Suddenly, in walked the James Carville blond I mentioned. She sat beside me and launched into a morbid description of how a truck had crushed her fiance to death. I dashed to another table in the smoking area (and I do not smoke). If she had not been so loud, I could have suffered her presence. After a few minutes, I braved a trek back to the bar; the blond had disappeared. I sat at a window and watched darkness engulf the train and an occasional light rocket past. We were somewhere north of Jacksonville. Wheels clanked and rattled on the tracks.

An old black couple, seeming to have been together since the beginning of time, sat nearby. The man played one-hand solitaire, and the woman stared at him lovingly, her colorful hat cocked seductively to one side.

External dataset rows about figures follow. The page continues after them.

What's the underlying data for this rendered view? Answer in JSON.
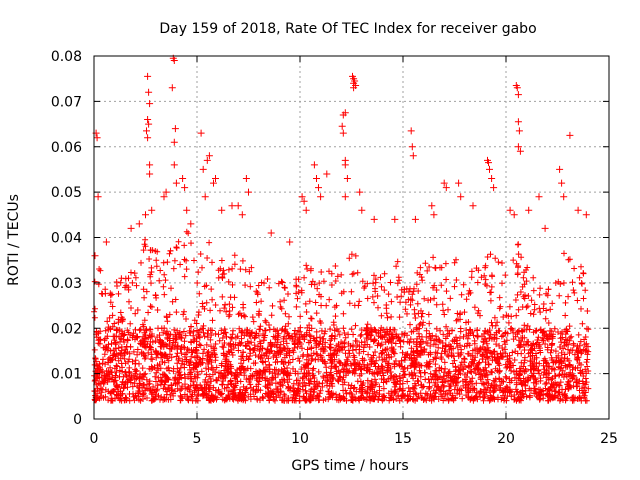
{
  "chart_data": {
    "type": "scatter",
    "title": "Day 159 of 2018, Rate Of TEC Index for receiver gabo",
    "xlabel": "GPS time / hours",
    "ylabel": "ROTI / TECUs",
    "xlim": [
      0,
      25
    ],
    "ylim": [
      0,
      0.08
    ],
    "xticks": [
      "0",
      "5",
      "10",
      "15",
      "20",
      "25"
    ],
    "yticks": [
      "0",
      "0.01",
      "0.02",
      "0.03",
      "0.04",
      "0.05",
      "0.06",
      "0.07",
      "0.08"
    ],
    "grid": true,
    "marker": "+",
    "color": "#ff0000",
    "data_extent_hours": [
      0,
      24
    ],
    "baseline_range": [
      0.004,
      0.02
    ],
    "notable_points": [
      {
        "x": 0.1,
        "y": 0.063
      },
      {
        "x": 0.15,
        "y": 0.062
      },
      {
        "x": 0.2,
        "y": 0.049
      },
      {
        "x": 0.05,
        "y": 0.036
      },
      {
        "x": 0.6,
        "y": 0.039
      },
      {
        "x": 1.8,
        "y": 0.042
      },
      {
        "x": 2.2,
        "y": 0.043
      },
      {
        "x": 2.6,
        "y": 0.0755
      },
      {
        "x": 2.65,
        "y": 0.072
      },
      {
        "x": 2.7,
        "y": 0.0695
      },
      {
        "x": 2.6,
        "y": 0.066
      },
      {
        "x": 2.65,
        "y": 0.065
      },
      {
        "x": 2.55,
        "y": 0.0635
      },
      {
        "x": 2.6,
        "y": 0.062
      },
      {
        "x": 2.7,
        "y": 0.056
      },
      {
        "x": 2.7,
        "y": 0.054
      },
      {
        "x": 2.8,
        "y": 0.046
      },
      {
        "x": 2.5,
        "y": 0.045
      },
      {
        "x": 3.5,
        "y": 0.05
      },
      {
        "x": 3.4,
        "y": 0.049
      },
      {
        "x": 3.85,
        "y": 0.0795
      },
      {
        "x": 3.9,
        "y": 0.079
      },
      {
        "x": 3.8,
        "y": 0.073
      },
      {
        "x": 3.95,
        "y": 0.064
      },
      {
        "x": 3.9,
        "y": 0.061
      },
      {
        "x": 3.9,
        "y": 0.056
      },
      {
        "x": 4.0,
        "y": 0.052
      },
      {
        "x": 4.3,
        "y": 0.053
      },
      {
        "x": 4.4,
        "y": 0.051
      },
      {
        "x": 4.5,
        "y": 0.046
      },
      {
        "x": 4.7,
        "y": 0.043
      },
      {
        "x": 5.2,
        "y": 0.063
      },
      {
        "x": 5.5,
        "y": 0.057
      },
      {
        "x": 5.6,
        "y": 0.058
      },
      {
        "x": 5.3,
        "y": 0.055
      },
      {
        "x": 5.8,
        "y": 0.052
      },
      {
        "x": 5.9,
        "y": 0.053
      },
      {
        "x": 5.4,
        "y": 0.049
      },
      {
        "x": 6.2,
        "y": 0.046
      },
      {
        "x": 6.7,
        "y": 0.047
      },
      {
        "x": 7.0,
        "y": 0.047
      },
      {
        "x": 7.2,
        "y": 0.045
      },
      {
        "x": 7.4,
        "y": 0.053
      },
      {
        "x": 7.5,
        "y": 0.05
      },
      {
        "x": 8.6,
        "y": 0.041
      },
      {
        "x": 9.5,
        "y": 0.039
      },
      {
        "x": 10.1,
        "y": 0.049
      },
      {
        "x": 10.2,
        "y": 0.048
      },
      {
        "x": 10.3,
        "y": 0.046
      },
      {
        "x": 10.7,
        "y": 0.056
      },
      {
        "x": 10.8,
        "y": 0.053
      },
      {
        "x": 10.9,
        "y": 0.051
      },
      {
        "x": 11.0,
        "y": 0.049
      },
      {
        "x": 11.3,
        "y": 0.054
      },
      {
        "x": 12.1,
        "y": 0.067
      },
      {
        "x": 12.2,
        "y": 0.0675
      },
      {
        "x": 12.05,
        "y": 0.0645
      },
      {
        "x": 12.1,
        "y": 0.063
      },
      {
        "x": 12.2,
        "y": 0.057
      },
      {
        "x": 12.2,
        "y": 0.056
      },
      {
        "x": 12.3,
        "y": 0.053
      },
      {
        "x": 12.2,
        "y": 0.049
      },
      {
        "x": 12.55,
        "y": 0.0755
      },
      {
        "x": 12.6,
        "y": 0.075
      },
      {
        "x": 12.65,
        "y": 0.0745
      },
      {
        "x": 12.6,
        "y": 0.074
      },
      {
        "x": 12.7,
        "y": 0.0735
      },
      {
        "x": 12.6,
        "y": 0.073
      },
      {
        "x": 12.9,
        "y": 0.05
      },
      {
        "x": 13.0,
        "y": 0.046
      },
      {
        "x": 13.6,
        "y": 0.044
      },
      {
        "x": 14.6,
        "y": 0.044
      },
      {
        "x": 15.4,
        "y": 0.0635
      },
      {
        "x": 15.45,
        "y": 0.06
      },
      {
        "x": 15.5,
        "y": 0.058
      },
      {
        "x": 15.6,
        "y": 0.044
      },
      {
        "x": 16.4,
        "y": 0.047
      },
      {
        "x": 16.5,
        "y": 0.045
      },
      {
        "x": 17.0,
        "y": 0.052
      },
      {
        "x": 17.1,
        "y": 0.051
      },
      {
        "x": 17.7,
        "y": 0.052
      },
      {
        "x": 17.8,
        "y": 0.049
      },
      {
        "x": 18.4,
        "y": 0.047
      },
      {
        "x": 19.1,
        "y": 0.057
      },
      {
        "x": 19.15,
        "y": 0.0565
      },
      {
        "x": 19.2,
        "y": 0.055
      },
      {
        "x": 19.3,
        "y": 0.053
      },
      {
        "x": 19.4,
        "y": 0.051
      },
      {
        "x": 20.5,
        "y": 0.0735
      },
      {
        "x": 20.55,
        "y": 0.073
      },
      {
        "x": 20.6,
        "y": 0.0715
      },
      {
        "x": 20.6,
        "y": 0.0655
      },
      {
        "x": 20.65,
        "y": 0.0635
      },
      {
        "x": 20.6,
        "y": 0.06
      },
      {
        "x": 20.7,
        "y": 0.059
      },
      {
        "x": 20.2,
        "y": 0.046
      },
      {
        "x": 20.4,
        "y": 0.045
      },
      {
        "x": 21.1,
        "y": 0.046
      },
      {
        "x": 21.6,
        "y": 0.049
      },
      {
        "x": 21.9,
        "y": 0.042
      },
      {
        "x": 22.6,
        "y": 0.055
      },
      {
        "x": 22.7,
        "y": 0.052
      },
      {
        "x": 22.8,
        "y": 0.049
      },
      {
        "x": 23.1,
        "y": 0.0625
      },
      {
        "x": 23.5,
        "y": 0.046
      },
      {
        "x": 23.9,
        "y": 0.045
      }
    ],
    "envelope": {
      "hours": [
        0,
        0.5,
        1,
        1.5,
        2,
        2.5,
        3,
        3.5,
        4,
        4.5,
        5,
        5.5,
        6,
        6.5,
        7,
        7.5,
        8,
        8.5,
        9,
        9.5,
        10,
        10.5,
        11,
        11.5,
        12,
        12.5,
        13,
        13.5,
        14,
        14.5,
        15,
        15.5,
        16,
        16.5,
        17,
        17.5,
        18,
        18.5,
        19,
        19.5,
        20,
        20.5,
        21,
        21.5,
        22,
        22.5,
        23,
        23.5,
        24
      ],
      "upper": [
        0.035,
        0.032,
        0.03,
        0.032,
        0.034,
        0.04,
        0.038,
        0.036,
        0.04,
        0.042,
        0.036,
        0.04,
        0.036,
        0.034,
        0.038,
        0.036,
        0.03,
        0.032,
        0.03,
        0.032,
        0.034,
        0.038,
        0.036,
        0.034,
        0.036,
        0.038,
        0.034,
        0.032,
        0.034,
        0.036,
        0.034,
        0.032,
        0.034,
        0.036,
        0.034,
        0.036,
        0.03,
        0.034,
        0.038,
        0.036,
        0.034,
        0.04,
        0.034,
        0.03,
        0.028,
        0.034,
        0.038,
        0.036,
        0.03
      ]
    }
  }
}
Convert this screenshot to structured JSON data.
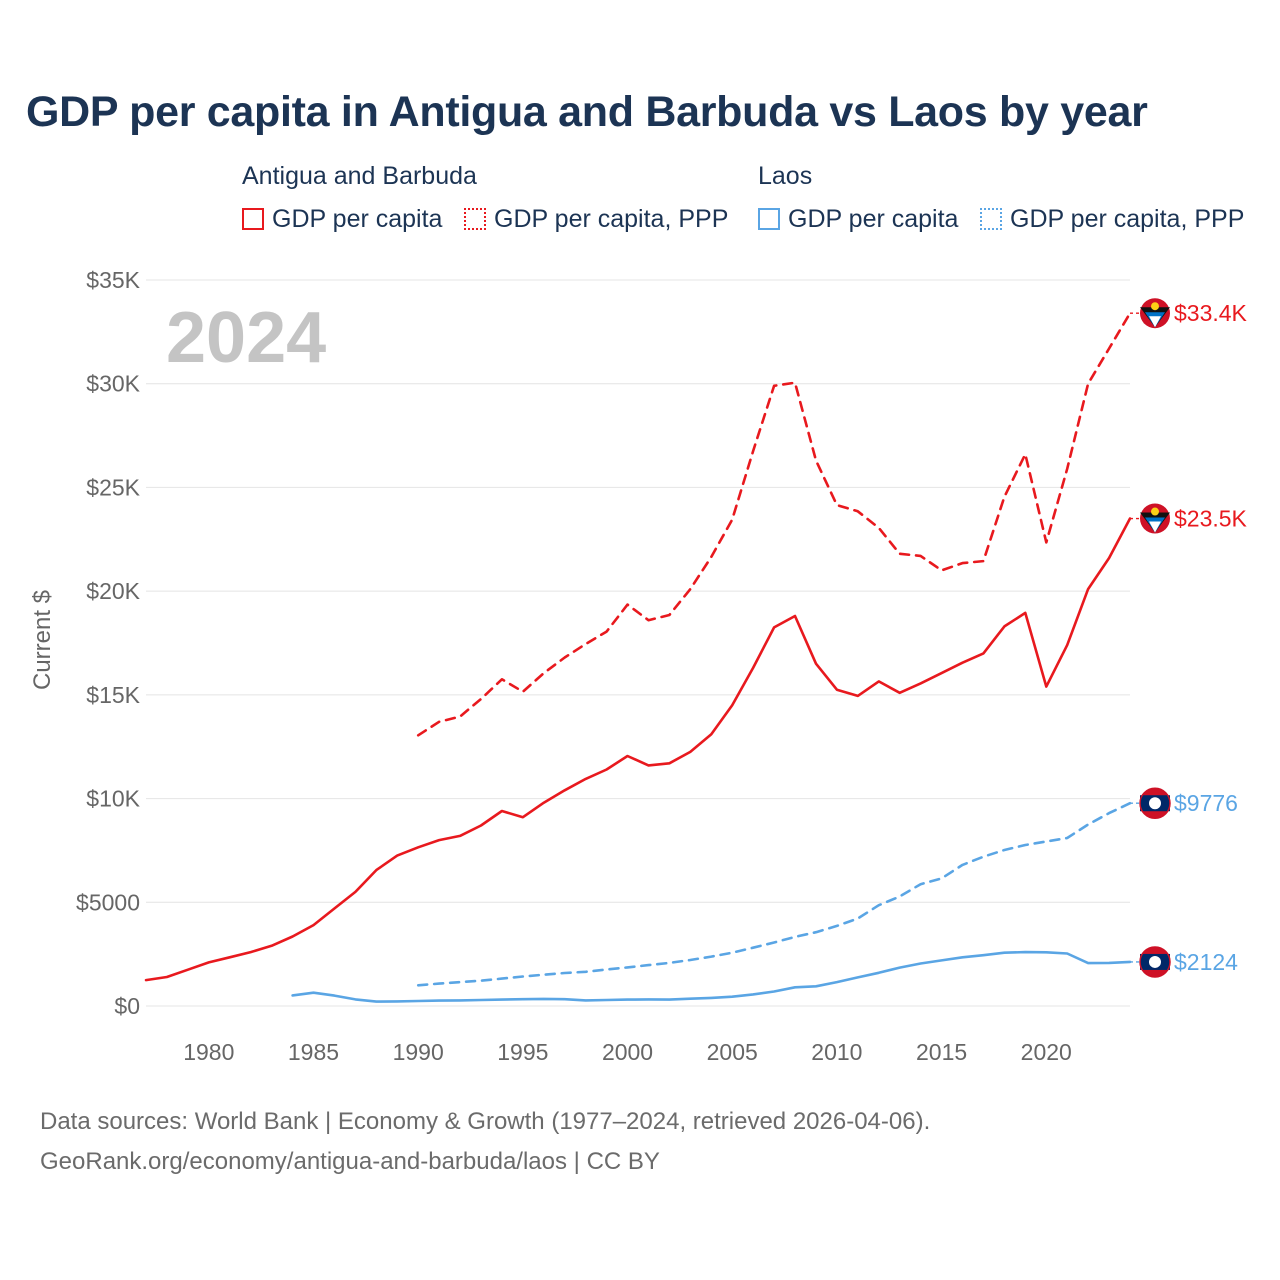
{
  "title": "GDP per capita in Antigua and Barbuda vs Laos by year",
  "legend": {
    "groups": [
      {
        "name": "Antigua and Barbuda",
        "color": "#e8191e",
        "items": [
          {
            "label": "GDP per capita",
            "style": "solid"
          },
          {
            "label": "GDP per capita, PPP",
            "style": "dashed"
          }
        ]
      },
      {
        "name": "Laos",
        "color": "#5aa5e4",
        "items": [
          {
            "label": "GDP per capita",
            "style": "solid"
          },
          {
            "label": "GDP per capita, PPP",
            "style": "dashed"
          }
        ]
      }
    ]
  },
  "chart_data": {
    "type": "line",
    "title": "GDP per capita in Antigua and Barbuda vs Laos by year",
    "year_watermark": "2024",
    "ylabel": "Current $",
    "xlabel": "",
    "xlim": [
      1977,
      2024
    ],
    "ylim": [
      0,
      35000
    ],
    "grid": true,
    "x_ticks": [
      1980,
      1985,
      1990,
      1995,
      2000,
      2005,
      2010,
      2015,
      2020
    ],
    "y_ticks": [
      {
        "value": 0,
        "label": "$0"
      },
      {
        "value": 5000,
        "label": "$5000"
      },
      {
        "value": 10000,
        "label": "$10K"
      },
      {
        "value": 15000,
        "label": "$15K"
      },
      {
        "value": 20000,
        "label": "$20K"
      },
      {
        "value": 25000,
        "label": "$25K"
      },
      {
        "value": 30000,
        "label": "$30K"
      },
      {
        "value": 35000,
        "label": "$35K"
      }
    ],
    "series": [
      {
        "name": "Antigua and Barbuda GDP per capita",
        "country": "Antigua and Barbuda",
        "color": "#e8191e",
        "style": "solid",
        "end_label": "$23.5K",
        "x": [
          1977,
          1978,
          1979,
          1980,
          1981,
          1982,
          1983,
          1984,
          1985,
          1986,
          1987,
          1988,
          1989,
          1990,
          1991,
          1992,
          1993,
          1994,
          1995,
          1996,
          1997,
          1998,
          1999,
          2000,
          2001,
          2002,
          2003,
          2004,
          2005,
          2006,
          2007,
          2008,
          2009,
          2010,
          2011,
          2012,
          2013,
          2014,
          2015,
          2016,
          2017,
          2018,
          2019,
          2020,
          2021,
          2022,
          2023,
          2024
        ],
        "y": [
          1250,
          1400,
          1750,
          2100,
          2350,
          2600,
          2900,
          3350,
          3900,
          4700,
          5500,
          6550,
          7250,
          7650,
          8000,
          8200,
          8700,
          9400,
          9100,
          9800,
          10400,
          10950,
          11400,
          12050,
          11600,
          11700,
          12250,
          13100,
          14500,
          16300,
          18250,
          18800,
          16500,
          15250,
          14950,
          15650,
          15100,
          15550,
          16050,
          16550,
          17000,
          18300,
          18950,
          15400,
          17400,
          20100,
          21600,
          23500
        ]
      },
      {
        "name": "Antigua and Barbuda GDP per capita, PPP",
        "country": "Antigua and Barbuda",
        "color": "#e8191e",
        "style": "dashed",
        "end_label": "$33.4K",
        "x": [
          1990,
          1991,
          1992,
          1993,
          1994,
          1995,
          1996,
          1997,
          1998,
          1999,
          2000,
          2001,
          2002,
          2003,
          2004,
          2005,
          2006,
          2007,
          2008,
          2009,
          2010,
          2011,
          2012,
          2013,
          2014,
          2015,
          2016,
          2017,
          2018,
          2019,
          2020,
          2021,
          2022,
          2023,
          2024
        ],
        "y": [
          13050,
          13700,
          13950,
          14800,
          15750,
          15150,
          16050,
          16800,
          17450,
          18050,
          19350,
          18600,
          18850,
          20100,
          21650,
          23450,
          26750,
          29900,
          30050,
          26300,
          24150,
          23850,
          23050,
          21800,
          21700,
          21000,
          21350,
          21450,
          24550,
          26600,
          22350,
          25900,
          30000,
          31700,
          33400
        ]
      },
      {
        "name": "Laos GDP per capita",
        "country": "Laos",
        "color": "#5aa5e4",
        "style": "solid",
        "end_label": "$2124",
        "x": [
          1984,
          1985,
          1986,
          1987,
          1988,
          1989,
          1990,
          1991,
          1992,
          1993,
          1994,
          1995,
          1996,
          1997,
          1998,
          1999,
          2000,
          2001,
          2002,
          2003,
          2004,
          2005,
          2006,
          2007,
          2008,
          2009,
          2010,
          2011,
          2012,
          2013,
          2014,
          2015,
          2016,
          2017,
          2018,
          2019,
          2020,
          2021,
          2022,
          2023,
          2024
        ],
        "y": [
          510,
          640,
          500,
          320,
          210,
          220,
          240,
          260,
          270,
          290,
          310,
          330,
          340,
          330,
          270,
          290,
          310,
          320,
          310,
          350,
          390,
          450,
          560,
          700,
          900,
          950,
          1150,
          1380,
          1600,
          1850,
          2050,
          2200,
          2350,
          2450,
          2570,
          2600,
          2590,
          2530,
          2070,
          2080,
          2124
        ]
      },
      {
        "name": "Laos GDP per capita, PPP",
        "country": "Laos",
        "color": "#5aa5e4",
        "style": "dashed",
        "end_label": "$9776",
        "x": [
          1990,
          1991,
          1992,
          1993,
          1994,
          1995,
          1996,
          1997,
          1998,
          1999,
          2000,
          2001,
          2002,
          2003,
          2004,
          2005,
          2006,
          2007,
          2008,
          2009,
          2010,
          2011,
          2012,
          2013,
          2014,
          2015,
          2016,
          2017,
          2018,
          2019,
          2020,
          2021,
          2022,
          2023,
          2024
        ],
        "y": [
          1000,
          1080,
          1150,
          1220,
          1320,
          1420,
          1510,
          1590,
          1650,
          1760,
          1860,
          1970,
          2080,
          2220,
          2380,
          2570,
          2810,
          3060,
          3330,
          3560,
          3860,
          4220,
          4860,
          5280,
          5870,
          6150,
          6800,
          7200,
          7520,
          7760,
          7930,
          8100,
          8750,
          9300,
          9776
        ]
      }
    ]
  },
  "footer": {
    "line1": "Data sources: World Bank | Economy & Growth (1977–2024, retrieved 2026-04-06).",
    "line2": "GeoRank.org/economy/antigua-and-barbuda/laos | CC BY"
  }
}
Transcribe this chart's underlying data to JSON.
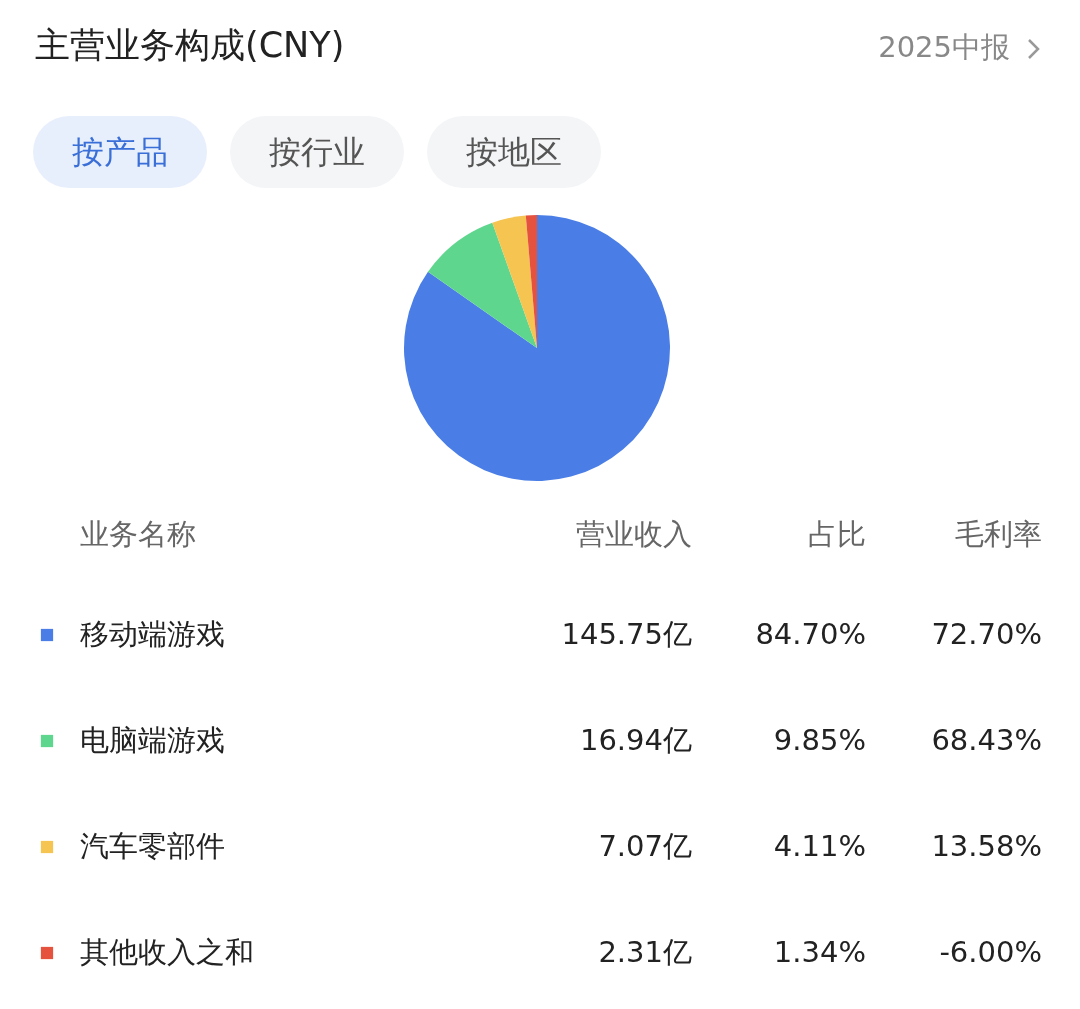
{
  "chart_data": {
    "type": "pie",
    "title": "主营业务构成(CNY)",
    "categories": [
      "移动端游戏",
      "电脑端游戏",
      "汽车零部件",
      "其他收入之和"
    ],
    "values": [
      145.75,
      16.94,
      7.07,
      2.31
    ],
    "colors": [
      "#4a7ee6",
      "#5fd68e",
      "#f5c451",
      "#e5533f"
    ],
    "legend": "bottom",
    "value_labels": [
      "145.75亿",
      "16.94亿",
      "7.07亿",
      "2.31亿"
    ],
    "annotations": [
      "2025中报",
      "按产品",
      "按行业",
      "按地区",
      "业务名称",
      "营业收入",
      "占比",
      "毛利率",
      "84.70%",
      "72.70%",
      "9.85%",
      "68.43%",
      "4.11%",
      "13.58%",
      "1.34%",
      "-6.00%"
    ]
  }
}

A young white woman plopped down at my table, hugged her knees to her chin, closed her eyes and, miraculously, fell asleep.

A heavily moustached, older white man nursed cold coffee. He seemed to dislike everyone. A white teenage boy behind me -- eyes shut, Yankees baseball cap turned backward, earplugs tuned into a portable CD player -- tapped his fingers on the table. Two Asian lovers, each with intricate tatoos, kissed as if kissing were being outlawed the next day. A group of self-absorbed Rastafarians strolled through on their way to the diner.

Without warning, the giant television in the rear of the lounge came on and Bugs Bunny's mischievous face lit up the screen. Everyone in the car, even the sullen man nursing cold coffee, turned to watch. In no time, many people, including the morbid blond, were laughing.

As we neared Savannah, I realized that at least one Amtrak slogan was right: "What a difference the train makes." I am looking forward to my next rail adventure.